Reports from stimulus recipients show that a sizable sum has gone to federal contractors in the Washington area who are helping implement the initiative -- in effect, they are being paid a hefty slice of the money to help spend the rest of it.

The contractors' work hardly differs from the basic operations of the federal departments hiring them. The Energy Department is paying Technology & Management Services, a Gaithersburg firm, $6.9 million to review applications for renewable energy loan guarantees. The Department of Homeland Security awarded Deloitte Consulting's Arlington branch $8.6 million to provide "program management and support" for the stimulus plan's $1 billion airport security initiative, and gave McKing Consulting, a Fairfax firm, a $1.5 million contract to review applications for fire department construction funding.

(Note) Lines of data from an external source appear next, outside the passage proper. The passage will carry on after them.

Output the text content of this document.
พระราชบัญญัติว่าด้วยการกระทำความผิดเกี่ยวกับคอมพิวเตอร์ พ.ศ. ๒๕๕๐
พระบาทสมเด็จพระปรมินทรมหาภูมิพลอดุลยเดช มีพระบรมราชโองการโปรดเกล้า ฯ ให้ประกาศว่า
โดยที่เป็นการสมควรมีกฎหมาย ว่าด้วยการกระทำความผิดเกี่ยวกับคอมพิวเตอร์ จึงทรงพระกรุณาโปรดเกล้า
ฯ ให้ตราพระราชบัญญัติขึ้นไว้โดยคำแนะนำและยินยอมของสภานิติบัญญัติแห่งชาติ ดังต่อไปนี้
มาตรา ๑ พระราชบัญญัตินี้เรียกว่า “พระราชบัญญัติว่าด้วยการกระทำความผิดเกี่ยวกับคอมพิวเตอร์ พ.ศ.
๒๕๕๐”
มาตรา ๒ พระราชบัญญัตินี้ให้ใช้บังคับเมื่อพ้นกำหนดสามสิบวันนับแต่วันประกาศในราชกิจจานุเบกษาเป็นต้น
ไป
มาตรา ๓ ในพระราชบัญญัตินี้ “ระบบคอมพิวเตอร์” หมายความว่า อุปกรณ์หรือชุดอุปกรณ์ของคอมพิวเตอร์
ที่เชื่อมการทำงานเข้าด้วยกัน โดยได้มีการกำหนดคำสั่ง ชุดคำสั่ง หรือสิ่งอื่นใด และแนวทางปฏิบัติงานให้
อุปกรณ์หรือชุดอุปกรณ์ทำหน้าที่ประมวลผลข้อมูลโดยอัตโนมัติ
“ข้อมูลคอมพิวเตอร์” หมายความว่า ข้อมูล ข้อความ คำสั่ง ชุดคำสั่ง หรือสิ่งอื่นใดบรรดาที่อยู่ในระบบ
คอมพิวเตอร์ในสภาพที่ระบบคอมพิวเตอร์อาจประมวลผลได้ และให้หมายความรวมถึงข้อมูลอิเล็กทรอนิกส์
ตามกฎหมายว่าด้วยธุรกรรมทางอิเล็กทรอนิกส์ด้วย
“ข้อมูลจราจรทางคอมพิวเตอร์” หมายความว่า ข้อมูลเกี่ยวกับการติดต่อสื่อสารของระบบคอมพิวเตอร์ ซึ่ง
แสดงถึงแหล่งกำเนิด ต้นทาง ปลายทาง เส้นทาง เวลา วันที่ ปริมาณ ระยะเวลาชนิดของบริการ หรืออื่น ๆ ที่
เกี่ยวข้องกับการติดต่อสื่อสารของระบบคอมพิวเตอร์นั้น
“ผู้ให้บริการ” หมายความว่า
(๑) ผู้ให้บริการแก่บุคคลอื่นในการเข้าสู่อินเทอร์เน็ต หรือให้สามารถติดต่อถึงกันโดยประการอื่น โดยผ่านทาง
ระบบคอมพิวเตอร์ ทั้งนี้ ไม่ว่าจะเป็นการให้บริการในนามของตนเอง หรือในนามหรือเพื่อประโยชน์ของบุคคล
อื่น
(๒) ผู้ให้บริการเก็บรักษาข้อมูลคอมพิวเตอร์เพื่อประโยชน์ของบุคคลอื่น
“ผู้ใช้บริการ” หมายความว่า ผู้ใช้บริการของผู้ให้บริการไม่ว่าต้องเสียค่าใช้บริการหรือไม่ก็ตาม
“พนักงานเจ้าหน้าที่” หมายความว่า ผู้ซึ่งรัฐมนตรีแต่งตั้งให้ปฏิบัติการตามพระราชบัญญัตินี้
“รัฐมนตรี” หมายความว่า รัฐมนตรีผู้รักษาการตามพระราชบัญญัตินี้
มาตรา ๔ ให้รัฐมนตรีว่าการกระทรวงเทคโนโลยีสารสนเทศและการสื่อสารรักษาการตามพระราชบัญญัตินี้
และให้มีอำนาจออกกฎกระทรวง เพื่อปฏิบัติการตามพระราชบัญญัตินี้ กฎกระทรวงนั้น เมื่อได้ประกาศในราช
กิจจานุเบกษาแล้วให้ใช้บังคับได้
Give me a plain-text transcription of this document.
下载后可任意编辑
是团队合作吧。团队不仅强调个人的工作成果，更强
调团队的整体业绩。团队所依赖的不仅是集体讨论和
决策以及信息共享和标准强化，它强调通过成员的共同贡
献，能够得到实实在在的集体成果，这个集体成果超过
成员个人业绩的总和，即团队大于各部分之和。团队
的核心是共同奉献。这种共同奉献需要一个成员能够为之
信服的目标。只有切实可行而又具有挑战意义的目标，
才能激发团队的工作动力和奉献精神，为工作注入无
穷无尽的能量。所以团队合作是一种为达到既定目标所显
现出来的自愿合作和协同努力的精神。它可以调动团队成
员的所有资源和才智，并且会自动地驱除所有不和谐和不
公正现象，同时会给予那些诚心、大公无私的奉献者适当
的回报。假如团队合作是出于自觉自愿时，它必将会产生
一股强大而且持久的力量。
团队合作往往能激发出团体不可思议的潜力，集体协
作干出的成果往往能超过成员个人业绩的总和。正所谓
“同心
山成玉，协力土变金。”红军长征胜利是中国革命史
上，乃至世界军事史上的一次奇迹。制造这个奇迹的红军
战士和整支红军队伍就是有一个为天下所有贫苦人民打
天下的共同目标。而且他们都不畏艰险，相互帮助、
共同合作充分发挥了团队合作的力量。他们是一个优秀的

Held against the total stimulus package, the contracts represent a relatively small portion of spending. But they help explain why the Washington area is weathering the recession so well. And, as President Obama convenes a jobs summit Thursday to discuss lagging employment, the contracts raise questions about whether enough funding is getting to areas suffering the most.

Meanwhile, a private-sector tracker of government funds that voluntarily created Recovery.org-like Recovery.gov, but useful and accurate- to track stimulus money is finding more flaws in the government's reports. Onvia reports 407,000 private-sector jobs created by the stimulus, not 1.6 million, as the White House has claimed.

Onvia Senior Vice President and Chief Information Officer Eric Gillespie explained to The Washington Times, "What the federal government is recording is largely dollars that have left the Beltway. They aren't tracking the projects and contracts on the ground."

"They don't know if those dollars landed on the ground because their reporting requirements say they only have to track two layers beyond the federal level," he said. "So if it goes from the state to a county, they will know that. But if it goes from a county to a city or from a county to a contractor there is no legal requirement for them to track that, which is why the federal views are latent and they get it three, six, or 12 months late."

But more disturbing than the inaccuracies in reporting, is what they've found about how the stimulus is affecting the very nature of business:

"We've seen businesses go from viewing the government as the last client standing, and now we are hearing government spending is a key part of their business strategies. There is almost a philosophical shift in the industry where more and more businesses, large, medium and small as a result of the stimulus and their realizing there is a large, untapped revenue stream where they haven't been focused before."

I do not have English words to express my profound disappointment with this finding. At least the public-sector unions will be all right. Andy Stern knows where the smart money goes:

The continued growth of the public sector while all other sectors of the economy contract is no accident. Government employee unions were a driving force in making sure large chunks of President Obama's stimulus package went to states and cities to preserve jobs. In fact, when you talk about the entire labor movement today, you are really talking about government employees. Less than 8% of the private sector workforce belongs to a union. Contrast that with 37% of all government employees carrying union cards and 42% of all local government employees.